Top positive review
... Tis well. I'll have thee speak out the rest, too.
on 11 January 2015
"Hamlet" doesn't need any introduction -- the tortured Dane, the ghost, meditations on suicide and a climax full of death.
And for many years, the definitive version has been Kenneth Branagh's sprawling four-hour movie, "William Shakespeare's Hamlet." Branagh -- who both directed and starred in it -- sometimes bombasts his way out of scenes that deserve more subtlety, but the richness of the acting, the beautiful cinematography and the wells of powerful emotion make this a rewarding experience.
Prince Hamlet of Denmark (Branagh and his peroxided hair) is understandably upset when, only a short time after his father's death, his mother Gertrude (Julie Christie) marries his uncle Claudius (Derek Jacobi), who is now the new king. But when Hamlet encounters the tormented ghost of his father (Brian Blessed), he learns that his dad was murdered by his uncle. But he's plagued by indecision, since he's unsure if the spirit was truly his dad.
Over the days that follow, Hamlet's behavior becomes more bizarre and erratic. He treats his girlfriend Ophelia (Kate Winslet) horribly, arranges a play that mimics real life a little too closely, and generally acts like a loon. But when an argument with Gertrude ends in tragedy, Claudius plots to have Hamlet killed upon his return to England. And as madness and death fester in Denmark's palace, Hamlet is drawn back to have his final vengeance -- but doing so may destroy him and everyone he knows.
"Hamlet" is one of those plays that only really comes out two ways -- either you have a passionate, intense tragedy full of very human characters, or you have two boring hours of some whiny guy talking to himself. While "William Shakespeare's Hamlet" has some draggy bits (which isn't surprising, considering the FOUR HOUR length), the sheer passion and verve keeps it energized.
And Branagh stages everything like a play, set on a very elaborate stage. The forests and expanses of Denmark look faintly artificial, and the palace is a great black-and-white checkerboard with mirrored doors and scarlet carpets. Branagh follows Shakespeare's immortal writing faithfully, but also adds some wild, vivid spins of his own -- the action-packed duel, Ophelia getting hosed down, Hamlet's fantasies of stabbing his uncle.
The biggest problem? Sometimes Branagh gets too bombastic and flashy when he should show more subtlety -- when he mentions hell, the ground splits open and spews flame. And the final clash with Claudius is marred by a falling chandelier that seems more Errol Flynn than Shakespeare.
Branagh (and his peroxided hair) play Hamlet as almost bipolar -- when he isn't roaring with manic energy (guess what happens during the play!), he whispers unblinkingly with wire-taut tension. He clearly has an intense love for the material, and it becomes almost exhausting to see him pour so much passion and emotion into every line that Hamlet utters.

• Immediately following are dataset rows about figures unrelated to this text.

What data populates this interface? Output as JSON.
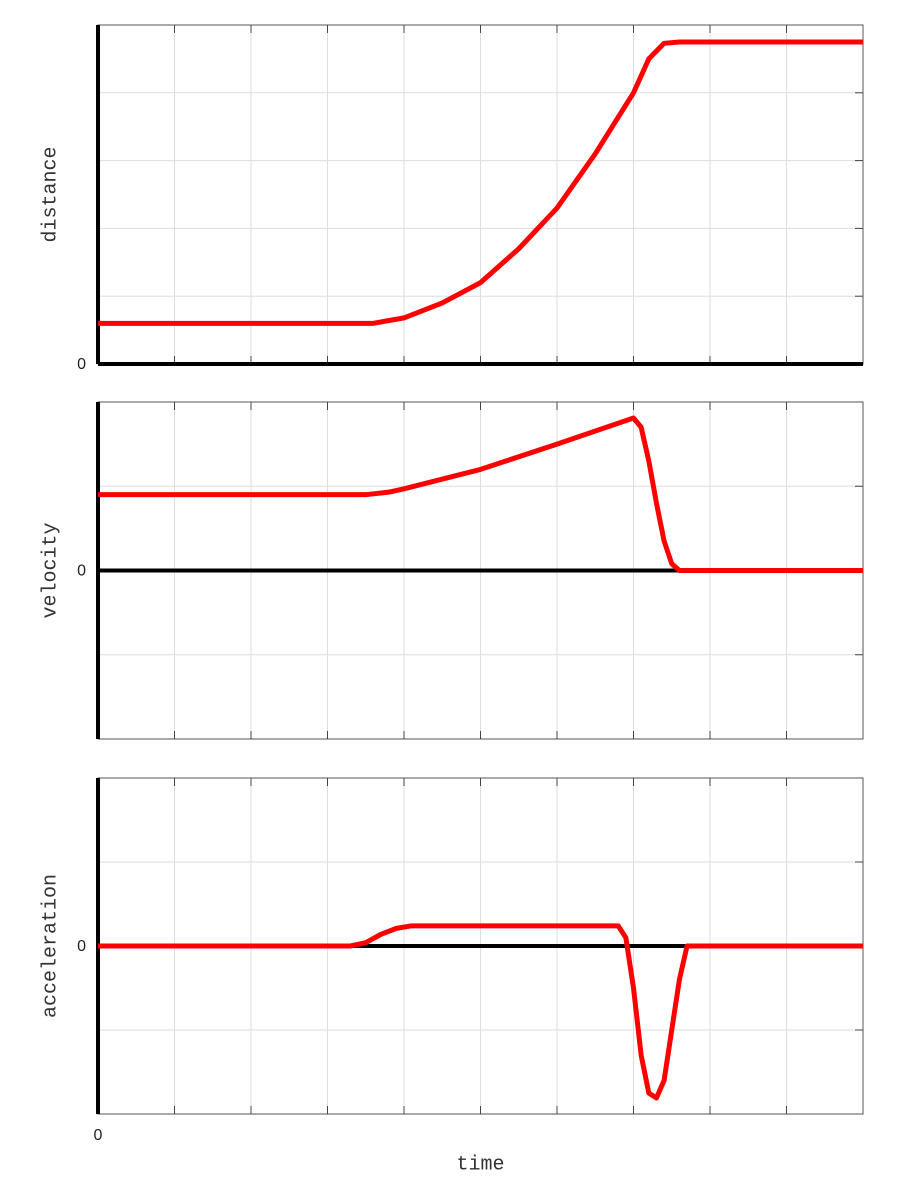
{
  "chart_data": [
    {
      "type": "line",
      "ylabel": "distance",
      "x": [
        0,
        1,
        2,
        3,
        3.6,
        4.0,
        4.5,
        5,
        5.5,
        6,
        6.5,
        7,
        7.2,
        7.4,
        7.6,
        8,
        9,
        10
      ],
      "series": [
        {
          "color": "#ff0000",
          "values": [
            0.6,
            0.6,
            0.6,
            0.6,
            0.6,
            0.68,
            0.9,
            1.2,
            1.7,
            2.3,
            3.1,
            4.0,
            4.5,
            4.73,
            4.75,
            4.75,
            4.75,
            4.75
          ]
        }
      ],
      "xlim": [
        0,
        10
      ],
      "ylim": [
        0,
        5
      ],
      "yticks": [
        0
      ],
      "xgrid": [
        1,
        2,
        3,
        4,
        5,
        6,
        7,
        8,
        9
      ],
      "ygrid": [
        1,
        2,
        3,
        4
      ],
      "zero_line": true
    },
    {
      "type": "line",
      "ylabel": "velocity",
      "x": [
        0,
        1,
        2,
        3,
        3.5,
        3.8,
        4.0,
        5,
        6,
        7,
        7.1,
        7.2,
        7.3,
        7.4,
        7.5,
        7.6,
        8,
        9,
        10
      ],
      "series": [
        {
          "color": "#ff0000",
          "values": [
            0.9,
            0.9,
            0.9,
            0.9,
            0.9,
            0.93,
            0.97,
            1.2,
            1.5,
            1.81,
            1.7,
            1.3,
            0.8,
            0.35,
            0.08,
            0,
            0,
            0,
            0
          ]
        }
      ],
      "xlim": [
        0,
        10
      ],
      "ylim": [
        -2,
        2
      ],
      "yticks": [
        0
      ],
      "xgrid": [
        1,
        2,
        3,
        4,
        5,
        6,
        7,
        8,
        9
      ],
      "ygrid": [
        -1,
        1
      ],
      "zero_line": true
    },
    {
      "type": "line",
      "ylabel": "acceleration",
      "xlabel": "time",
      "x": [
        0,
        1,
        2,
        3,
        3.3,
        3.5,
        3.7,
        3.9,
        4.1,
        5,
        6,
        6.8,
        6.9,
        7.0,
        7.1,
        7.2,
        7.3,
        7.4,
        7.5,
        7.6,
        7.7,
        8,
        9,
        10
      ],
      "series": [
        {
          "color": "#ff0000",
          "values": [
            0,
            0,
            0,
            0,
            0,
            0.04,
            0.14,
            0.21,
            0.24,
            0.24,
            0.24,
            0.24,
            0.1,
            -0.5,
            -1.3,
            -1.75,
            -1.81,
            -1.6,
            -1.0,
            -0.4,
            0,
            0,
            0,
            0
          ]
        }
      ],
      "xlim": [
        0,
        10
      ],
      "ylim": [
        -2,
        2
      ],
      "yticks": [
        0
      ],
      "xticks": [
        0
      ],
      "xgrid": [
        1,
        2,
        3,
        4,
        5,
        6,
        7,
        8,
        9
      ],
      "ygrid": [
        -1,
        1
      ],
      "zero_line": true
    }
  ]
}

And Kate Winslet gives the most perfect Ophelia performance ever, descending into glazed-eyed, giggling insanity halfway through the movie. Branagh also managed to get an all-star cast for this, with some mesmerizing performances by Christie, Jacobi, Rufus Sewell, Nicholas Farrell, Richard Briers and Blessed (why did he get Brian Blessed playing a character who only whispers?).
There are also some smaller performances by A-list actors, who all seem very delighted with roles that are barely more than cameos -- Sir John Gielgud, Judi Dench, a clearly enthusiastic Charlton Heston, Billy Crystal, Robin Williams and Gérard Depardieu.
"William Shakespeare's Hamlet" is a powerhouse. While it could use a little less bombast, the rich acting and passionate delivery make it far more intriguing than most four-hour movies can be.